Grosser hat zahlreiche Bücher geschrieben, in denen er den Deutschen half, die Franzosen zu verstehen – und umgekehrt den Franzosen die Deutschen erklärte. Für seine Rolle als Vermittler wurde er vielfach ausgezeichnet, unter anderem mit dem Friedenspreis des Deutschen Buchhandels, dem Grossen Verdienstkreuz mit Stern und Schulterband sowie dem französischen Grosskreuz der Ehrenlegion.
Grosser wurde am 1. Februar 1925 in Frankfurt am Main geboren. Im Jahr 1933 emigrierte er mit seiner Familie jüdischer Herkunft nach Frankreich, vier Jahre später nahm er die französische Staatsangehörigkeit an. Später konvertierte er zum Katholizismus.
Der deutsch-französische Publizist studierte in Paris Politikwissenschaft und Germanistik.
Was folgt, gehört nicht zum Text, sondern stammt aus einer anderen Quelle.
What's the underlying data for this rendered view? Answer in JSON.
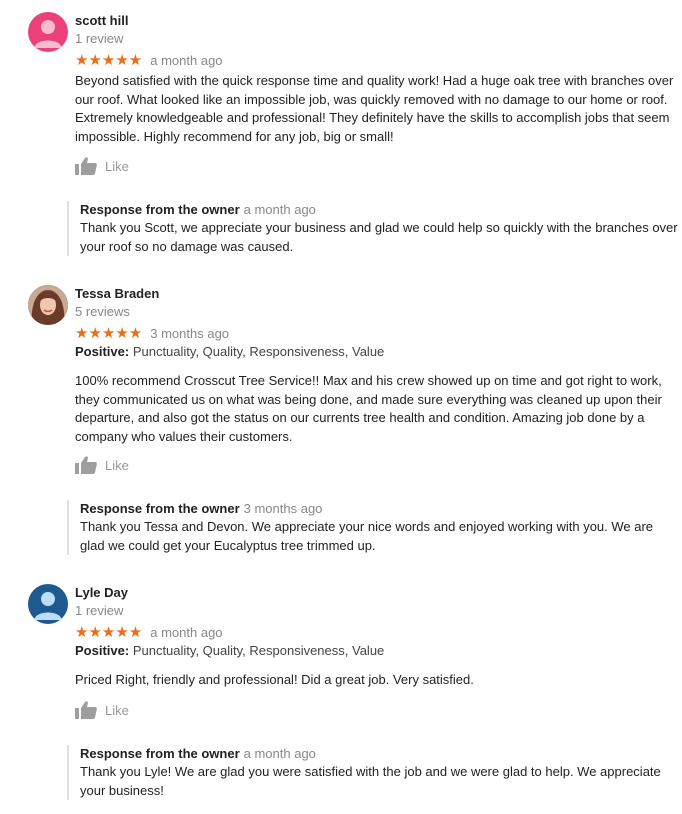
{
  "reviews": [
    {
      "name": "scott hill",
      "count": "1 review",
      "stars": "★★★★★",
      "date": "a month ago",
      "text": "Beyond satisfied with the quick response time and quality work! Had a huge oak tree with branches over our roof. What looked like an impossible job, was quickly removed with no damage to our home or roof. Extremely knowledgeable and professional! They definitely have the skills to accomplish jobs that seem impossible. Highly recommend for any job, big or small!",
      "like": "Like",
      "response_label": "Response from the owner",
      "response_date": "a month ago",
      "response_text": "Thank you Scott, we appreciate your business and glad we could help so quickly with the branches over your roof so no damage was caused.",
      "avatar_color": "#ec407a"
    },
    {
      "name": "Tessa Braden",
      "count": "5 reviews",
      "stars": "★★★★★",
      "date": "3 months ago",
      "positive_label": "Positive:",
      "positive_values": "Punctuality, Quality, Responsiveness, Value",
      "text": "100% recommend Crosscut Tree Service!! Max and his crew showed up on time and got right to work, they communicated us on what was being done, and made sure everything was cleaned up upon their departure, and also got the status on our currents tree health and condition. Amazing job done by a company who values their customers.",
      "like": "Like",
      "response_label": "Response from the owner",
      "response_date": "3 months ago",
      "response_text": "Thank you Tessa and Devon. We appreciate your nice words and enjoyed working with you. We are glad we could get your Eucalyptus tree trimmed up."
    },
    {
      "name": "Lyle Day",
      "count": "1 review",
      "stars": "★★★★★",
      "date": "a month ago",
      "positive_label": "Positive:",
      "positive_values": "Punctuality, Quality, Responsiveness, Value",
      "text": "Priced Right, friendly and professional!  Did a great job. Very satisfied.",
      "like": "Like",
      "response_label": "Response from the owner",
      "response_date": "a month ago",
      "response_text": "Thank you Lyle! We are glad you were satisfied with the job and we were glad to help. We appreciate your business!",
      "avatar_color": "#1e5a8f"
    }
  ]
}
Ab 1955 lehrte er am renommierten Institut d’études politiques de Paris und schrieb für zahlreiche Zeitungen politische Kolumnen. Zu seinem Verhältnis zu Deutschland und Frankreich hat er einmal gesagt: In Frankreich gehöre er dazu, Deutschland begleite er von aussen.
Grosser war ein scharfer Beobachter. Mit seiner Kritik hat er nie hinter dem Berg gehalten. Das deutsch-französische Verhältnis sei keine Liebesbeziehung, sagte er einmal in einem Interview der Deutschen Presse-Agentur in Paris. Und fügte hinzu: Als Frankreichs Präsident Charles de Gaulle 1963 den Élysée-Vertrag unterschrieb, sei es ihm nicht in erster Linie um Annäherung gegangen, sondern darum, Deutschland mit dem Vertrag aus dem Machtbereich der USA herauszuholen.